Ambos se habían sostenido la mirada separados por el escritorio que él aseguraba que un antepasado suyo le había ganado a Andrew Carnegie en una apuesta. Kendra estaba segura de haberlo oído mal. O malinterpretado. Su corazón había latido con tanta fuerza que lo sentía en las sienes, las muñecas, el cuello.

En caso de que albergara alguna duda sobre las intenciones de su padre, Tommy la había abordado al salir del despacho. Se lo había encontrado al doblar la esquina, con esa sonrisa que usaba cuando creía estar mostrándose encantador.

Pero Kendra jamás lo había encontrado encantador.

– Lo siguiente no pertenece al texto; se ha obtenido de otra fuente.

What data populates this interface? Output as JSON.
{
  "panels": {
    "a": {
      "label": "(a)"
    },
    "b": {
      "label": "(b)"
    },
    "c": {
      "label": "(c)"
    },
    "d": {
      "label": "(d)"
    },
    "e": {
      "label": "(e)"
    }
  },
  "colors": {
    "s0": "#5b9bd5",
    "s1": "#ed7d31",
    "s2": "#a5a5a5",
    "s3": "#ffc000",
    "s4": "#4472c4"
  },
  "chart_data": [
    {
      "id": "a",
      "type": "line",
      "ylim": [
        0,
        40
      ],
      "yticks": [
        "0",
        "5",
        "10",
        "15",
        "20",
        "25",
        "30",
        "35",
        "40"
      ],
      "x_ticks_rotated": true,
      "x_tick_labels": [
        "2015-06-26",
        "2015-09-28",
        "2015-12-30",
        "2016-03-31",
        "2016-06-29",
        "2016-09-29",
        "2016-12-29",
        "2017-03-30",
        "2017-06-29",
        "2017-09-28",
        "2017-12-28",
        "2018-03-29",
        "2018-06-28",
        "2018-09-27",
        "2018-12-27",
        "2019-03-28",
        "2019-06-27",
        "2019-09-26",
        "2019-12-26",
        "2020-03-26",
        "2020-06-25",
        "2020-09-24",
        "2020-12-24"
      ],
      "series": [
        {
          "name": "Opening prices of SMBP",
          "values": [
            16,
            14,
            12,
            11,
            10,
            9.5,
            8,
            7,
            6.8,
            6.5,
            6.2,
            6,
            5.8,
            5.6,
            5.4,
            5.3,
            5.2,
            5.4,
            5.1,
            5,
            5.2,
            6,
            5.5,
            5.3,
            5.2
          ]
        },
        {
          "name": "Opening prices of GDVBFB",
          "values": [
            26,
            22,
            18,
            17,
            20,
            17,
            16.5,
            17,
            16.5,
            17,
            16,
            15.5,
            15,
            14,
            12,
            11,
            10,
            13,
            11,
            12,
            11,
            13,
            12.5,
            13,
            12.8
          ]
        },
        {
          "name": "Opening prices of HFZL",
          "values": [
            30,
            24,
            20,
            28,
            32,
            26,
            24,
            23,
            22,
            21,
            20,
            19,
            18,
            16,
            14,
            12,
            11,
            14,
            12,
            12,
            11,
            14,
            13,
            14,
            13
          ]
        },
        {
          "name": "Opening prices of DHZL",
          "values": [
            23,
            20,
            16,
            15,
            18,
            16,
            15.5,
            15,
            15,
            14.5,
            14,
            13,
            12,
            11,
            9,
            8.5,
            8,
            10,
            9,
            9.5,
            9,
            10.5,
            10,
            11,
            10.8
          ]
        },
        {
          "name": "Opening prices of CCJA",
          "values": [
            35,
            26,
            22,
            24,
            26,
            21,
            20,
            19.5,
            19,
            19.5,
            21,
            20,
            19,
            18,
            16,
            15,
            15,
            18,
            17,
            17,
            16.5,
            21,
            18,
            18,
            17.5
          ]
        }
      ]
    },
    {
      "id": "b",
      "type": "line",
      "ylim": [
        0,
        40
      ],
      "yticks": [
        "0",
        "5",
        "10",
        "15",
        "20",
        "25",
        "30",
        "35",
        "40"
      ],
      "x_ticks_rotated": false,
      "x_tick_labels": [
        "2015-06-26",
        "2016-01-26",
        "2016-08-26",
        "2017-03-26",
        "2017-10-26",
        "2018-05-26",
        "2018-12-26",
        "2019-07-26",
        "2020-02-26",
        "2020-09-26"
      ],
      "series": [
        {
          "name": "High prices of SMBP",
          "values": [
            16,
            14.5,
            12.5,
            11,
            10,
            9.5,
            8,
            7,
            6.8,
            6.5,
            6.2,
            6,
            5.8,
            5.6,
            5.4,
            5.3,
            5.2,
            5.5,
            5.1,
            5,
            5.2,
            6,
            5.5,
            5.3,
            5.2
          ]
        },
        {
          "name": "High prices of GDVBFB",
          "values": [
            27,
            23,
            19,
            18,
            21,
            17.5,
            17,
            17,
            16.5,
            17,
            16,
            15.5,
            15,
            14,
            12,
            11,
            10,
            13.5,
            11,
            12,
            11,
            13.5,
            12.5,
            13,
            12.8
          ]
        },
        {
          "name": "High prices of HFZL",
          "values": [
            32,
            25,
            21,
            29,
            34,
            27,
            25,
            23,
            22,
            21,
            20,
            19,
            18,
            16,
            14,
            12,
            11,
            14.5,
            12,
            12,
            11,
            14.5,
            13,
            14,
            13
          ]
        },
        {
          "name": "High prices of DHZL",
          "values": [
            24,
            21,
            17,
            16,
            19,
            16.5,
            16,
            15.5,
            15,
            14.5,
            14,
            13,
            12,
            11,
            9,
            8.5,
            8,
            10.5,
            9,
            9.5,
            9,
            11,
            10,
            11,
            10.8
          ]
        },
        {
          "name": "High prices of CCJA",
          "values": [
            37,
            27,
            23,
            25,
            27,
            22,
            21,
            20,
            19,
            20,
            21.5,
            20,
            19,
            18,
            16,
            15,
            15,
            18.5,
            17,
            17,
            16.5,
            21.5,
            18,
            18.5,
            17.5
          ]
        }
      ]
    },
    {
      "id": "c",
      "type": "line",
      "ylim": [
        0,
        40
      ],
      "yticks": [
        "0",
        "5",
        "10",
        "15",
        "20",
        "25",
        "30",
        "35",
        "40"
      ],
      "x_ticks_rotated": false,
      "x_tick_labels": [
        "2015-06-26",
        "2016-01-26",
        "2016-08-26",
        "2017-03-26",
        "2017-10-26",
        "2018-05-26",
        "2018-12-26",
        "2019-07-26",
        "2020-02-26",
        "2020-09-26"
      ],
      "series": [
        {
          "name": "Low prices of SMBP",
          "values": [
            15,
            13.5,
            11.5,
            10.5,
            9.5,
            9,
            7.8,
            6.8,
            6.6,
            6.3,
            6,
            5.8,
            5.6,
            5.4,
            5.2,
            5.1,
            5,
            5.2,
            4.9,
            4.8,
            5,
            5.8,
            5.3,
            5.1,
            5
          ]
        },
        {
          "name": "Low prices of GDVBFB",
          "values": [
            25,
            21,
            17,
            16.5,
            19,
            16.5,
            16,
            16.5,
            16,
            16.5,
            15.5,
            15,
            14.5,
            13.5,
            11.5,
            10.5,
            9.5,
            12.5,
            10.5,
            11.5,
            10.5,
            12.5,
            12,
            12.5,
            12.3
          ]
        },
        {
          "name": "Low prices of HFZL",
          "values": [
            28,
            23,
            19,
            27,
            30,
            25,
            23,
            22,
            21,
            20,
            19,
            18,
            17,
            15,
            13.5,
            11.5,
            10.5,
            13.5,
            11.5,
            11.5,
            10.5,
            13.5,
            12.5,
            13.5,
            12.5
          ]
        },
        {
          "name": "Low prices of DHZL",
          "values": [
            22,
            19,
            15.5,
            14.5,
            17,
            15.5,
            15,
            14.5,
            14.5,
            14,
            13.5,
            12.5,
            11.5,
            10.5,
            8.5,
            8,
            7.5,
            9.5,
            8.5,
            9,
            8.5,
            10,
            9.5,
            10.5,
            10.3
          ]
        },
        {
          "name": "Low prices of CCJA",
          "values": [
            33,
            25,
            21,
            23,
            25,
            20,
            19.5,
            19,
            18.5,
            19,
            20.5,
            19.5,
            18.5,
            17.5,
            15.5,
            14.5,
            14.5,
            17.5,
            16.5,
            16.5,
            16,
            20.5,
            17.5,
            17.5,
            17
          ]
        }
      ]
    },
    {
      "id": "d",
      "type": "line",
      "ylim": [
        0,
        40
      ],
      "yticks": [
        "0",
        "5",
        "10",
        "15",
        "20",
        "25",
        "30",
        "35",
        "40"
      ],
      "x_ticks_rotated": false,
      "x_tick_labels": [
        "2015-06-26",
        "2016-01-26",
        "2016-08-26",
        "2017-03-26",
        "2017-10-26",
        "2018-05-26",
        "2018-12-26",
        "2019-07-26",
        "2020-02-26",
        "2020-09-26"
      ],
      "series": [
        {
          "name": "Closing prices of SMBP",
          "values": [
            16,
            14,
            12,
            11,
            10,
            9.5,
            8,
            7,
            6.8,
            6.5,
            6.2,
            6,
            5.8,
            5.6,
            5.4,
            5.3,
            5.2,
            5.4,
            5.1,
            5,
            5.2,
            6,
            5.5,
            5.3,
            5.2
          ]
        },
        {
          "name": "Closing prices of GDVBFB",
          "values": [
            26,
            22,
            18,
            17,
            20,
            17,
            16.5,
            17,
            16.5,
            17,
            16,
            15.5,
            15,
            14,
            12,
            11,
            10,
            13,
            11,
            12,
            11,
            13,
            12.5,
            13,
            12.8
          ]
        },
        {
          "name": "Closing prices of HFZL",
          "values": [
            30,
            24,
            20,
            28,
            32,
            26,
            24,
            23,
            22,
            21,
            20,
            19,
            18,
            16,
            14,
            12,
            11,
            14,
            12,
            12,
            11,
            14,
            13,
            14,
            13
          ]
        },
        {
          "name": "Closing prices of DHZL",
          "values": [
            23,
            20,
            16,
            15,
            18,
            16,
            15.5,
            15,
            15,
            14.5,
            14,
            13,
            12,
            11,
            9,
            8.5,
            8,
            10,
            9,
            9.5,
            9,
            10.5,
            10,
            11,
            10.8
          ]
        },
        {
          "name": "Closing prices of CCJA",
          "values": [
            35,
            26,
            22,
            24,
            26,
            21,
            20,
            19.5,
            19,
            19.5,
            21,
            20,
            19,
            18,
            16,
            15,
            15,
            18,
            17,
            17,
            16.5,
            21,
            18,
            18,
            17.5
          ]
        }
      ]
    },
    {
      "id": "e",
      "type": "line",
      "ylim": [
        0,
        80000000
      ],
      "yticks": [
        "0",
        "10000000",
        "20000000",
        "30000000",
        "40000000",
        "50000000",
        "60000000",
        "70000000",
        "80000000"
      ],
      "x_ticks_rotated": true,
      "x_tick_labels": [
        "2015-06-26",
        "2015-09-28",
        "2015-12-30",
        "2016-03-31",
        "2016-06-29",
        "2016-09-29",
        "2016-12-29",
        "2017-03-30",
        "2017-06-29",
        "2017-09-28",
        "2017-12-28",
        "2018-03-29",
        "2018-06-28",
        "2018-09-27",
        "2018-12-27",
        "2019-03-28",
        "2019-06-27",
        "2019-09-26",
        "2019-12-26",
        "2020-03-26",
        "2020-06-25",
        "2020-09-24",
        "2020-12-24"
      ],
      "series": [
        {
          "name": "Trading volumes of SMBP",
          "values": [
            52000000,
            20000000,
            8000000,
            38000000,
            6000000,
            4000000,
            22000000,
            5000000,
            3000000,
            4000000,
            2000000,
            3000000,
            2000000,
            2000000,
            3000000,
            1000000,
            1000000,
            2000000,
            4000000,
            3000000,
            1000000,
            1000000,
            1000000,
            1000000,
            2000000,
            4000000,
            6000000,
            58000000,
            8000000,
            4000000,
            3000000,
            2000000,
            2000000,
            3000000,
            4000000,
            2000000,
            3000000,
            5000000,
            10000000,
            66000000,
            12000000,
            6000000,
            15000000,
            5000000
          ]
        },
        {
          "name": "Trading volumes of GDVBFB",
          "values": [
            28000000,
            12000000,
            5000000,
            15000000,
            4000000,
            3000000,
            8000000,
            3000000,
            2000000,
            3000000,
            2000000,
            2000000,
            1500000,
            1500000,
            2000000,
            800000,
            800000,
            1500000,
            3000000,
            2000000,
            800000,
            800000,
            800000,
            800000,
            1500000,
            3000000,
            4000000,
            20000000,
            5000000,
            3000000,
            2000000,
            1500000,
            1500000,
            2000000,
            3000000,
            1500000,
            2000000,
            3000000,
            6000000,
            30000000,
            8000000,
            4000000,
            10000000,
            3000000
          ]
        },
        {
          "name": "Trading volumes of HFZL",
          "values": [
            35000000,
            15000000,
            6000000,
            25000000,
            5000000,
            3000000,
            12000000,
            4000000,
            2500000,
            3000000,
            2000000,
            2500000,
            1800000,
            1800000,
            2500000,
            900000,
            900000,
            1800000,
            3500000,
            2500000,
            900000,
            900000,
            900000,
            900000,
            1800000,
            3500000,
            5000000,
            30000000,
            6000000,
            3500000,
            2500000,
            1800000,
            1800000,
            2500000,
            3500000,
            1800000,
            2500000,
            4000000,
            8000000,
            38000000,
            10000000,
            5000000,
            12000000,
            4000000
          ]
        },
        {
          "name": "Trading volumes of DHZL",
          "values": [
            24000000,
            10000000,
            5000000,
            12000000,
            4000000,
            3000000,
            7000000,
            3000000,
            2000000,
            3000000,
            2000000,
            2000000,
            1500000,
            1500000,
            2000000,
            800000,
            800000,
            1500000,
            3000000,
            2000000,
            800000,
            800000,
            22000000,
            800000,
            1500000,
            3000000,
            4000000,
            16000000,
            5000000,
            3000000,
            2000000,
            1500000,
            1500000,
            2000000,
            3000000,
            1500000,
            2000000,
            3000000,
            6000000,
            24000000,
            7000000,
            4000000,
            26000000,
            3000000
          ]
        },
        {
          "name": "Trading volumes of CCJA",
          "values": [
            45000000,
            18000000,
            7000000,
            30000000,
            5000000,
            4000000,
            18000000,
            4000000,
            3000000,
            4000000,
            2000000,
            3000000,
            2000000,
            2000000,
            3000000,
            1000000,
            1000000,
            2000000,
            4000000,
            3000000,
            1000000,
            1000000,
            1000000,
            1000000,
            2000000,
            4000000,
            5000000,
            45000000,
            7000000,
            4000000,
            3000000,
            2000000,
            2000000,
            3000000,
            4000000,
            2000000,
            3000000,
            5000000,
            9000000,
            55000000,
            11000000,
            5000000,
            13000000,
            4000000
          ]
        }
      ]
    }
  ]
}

Una consecuencia de conocerlo, supuso.

–No me digas que vas a ir así vestida –gruñó él mientras la miraba con desdén–. Pareces una secretaria.

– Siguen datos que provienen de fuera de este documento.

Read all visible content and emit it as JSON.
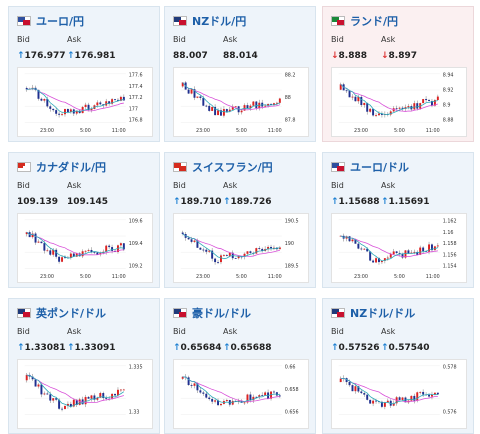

–No hace falta que me des las gracias por acudir a tu rescate –había respondido Kendra–. La recompensa está en el propio sacrificio.

Tommy la había agarrado con fuerza del brazo, deliberadamente supuso ella, pero hacía tiempo que había aprendido a no mostrarle ninguna debilidad.

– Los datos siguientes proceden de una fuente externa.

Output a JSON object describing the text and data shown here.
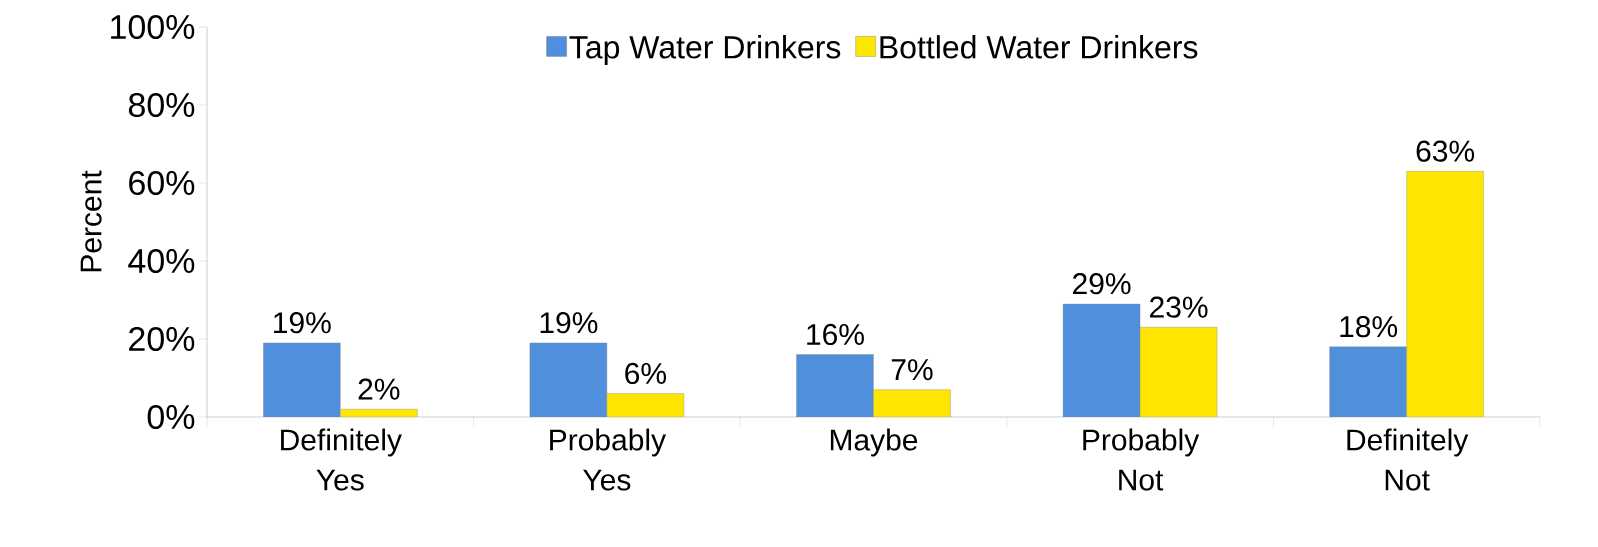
{
  "chart_data": {
    "type": "bar",
    "ylabel": "Percent",
    "categories": [
      "Definitely Yes",
      "Probably Yes",
      "Maybe",
      "Probably Not",
      "Definitely Not"
    ],
    "series": [
      {
        "name": "Tap Water Drinkers",
        "color": "#4f8fdc",
        "values": [
          19,
          19,
          16,
          29,
          18
        ],
        "value_labels": [
          "19%",
          "19%",
          "16%",
          "29%",
          "18%"
        ]
      },
      {
        "name": "Bottled Water Drinkers",
        "color": "#ffe600",
        "values": [
          2,
          6,
          7,
          23,
          63
        ],
        "value_labels": [
          "2%",
          "6%",
          "7%",
          "23%",
          "63%"
        ]
      }
    ],
    "ylim": [
      0,
      100
    ],
    "yticks": [
      {
        "value": 0,
        "label": "0%"
      },
      {
        "value": 20,
        "label": "20%"
      },
      {
        "value": 40,
        "label": "40%"
      },
      {
        "value": 60,
        "label": "60%"
      },
      {
        "value": 80,
        "label": "80%"
      },
      {
        "value": 100,
        "label": "100%"
      }
    ],
    "legend": "top"
  }
}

–No sé qué te habrá dicho papá –espetó él–, pero solo hay un modo de salir de esta. Debemos asegurarnos de que Skalas no presente cargos. Y no lo vamos a conseguir con esta ropa anticuada y poco memorable.

–Voy a apelar a su sentido familiar, Tommy –Kendra había ignorado los comentarios sobre su ropa porque no tenía sentido discutir con él. Siempre jugaba sucio.

Tommy había reído, provocándole un escalofrío en la espalda.

–Balthazar Skalas odia a su familia. No busca un viaje por los recuerdos, hermanita. Pero dicen que siempre está buscando una nueva amante.

–No querrás decir…

Su hermano había sacudido la cabeza sin soltarle el brazo.

–Tienes una oportunidad para demostrar que no eres una inútil, Kendra. Yo de ti la aprovecharía.

Horas más tarde, ella seguía aturdida. El interior del ascensor estaba lleno de espejos que reflejaron el pánico en su mirada, junto con las pecas que tanto odiaba su madre. Quería fingir que su padre tenía otras intenciones, que Tommy solo estaba siendo Tommy.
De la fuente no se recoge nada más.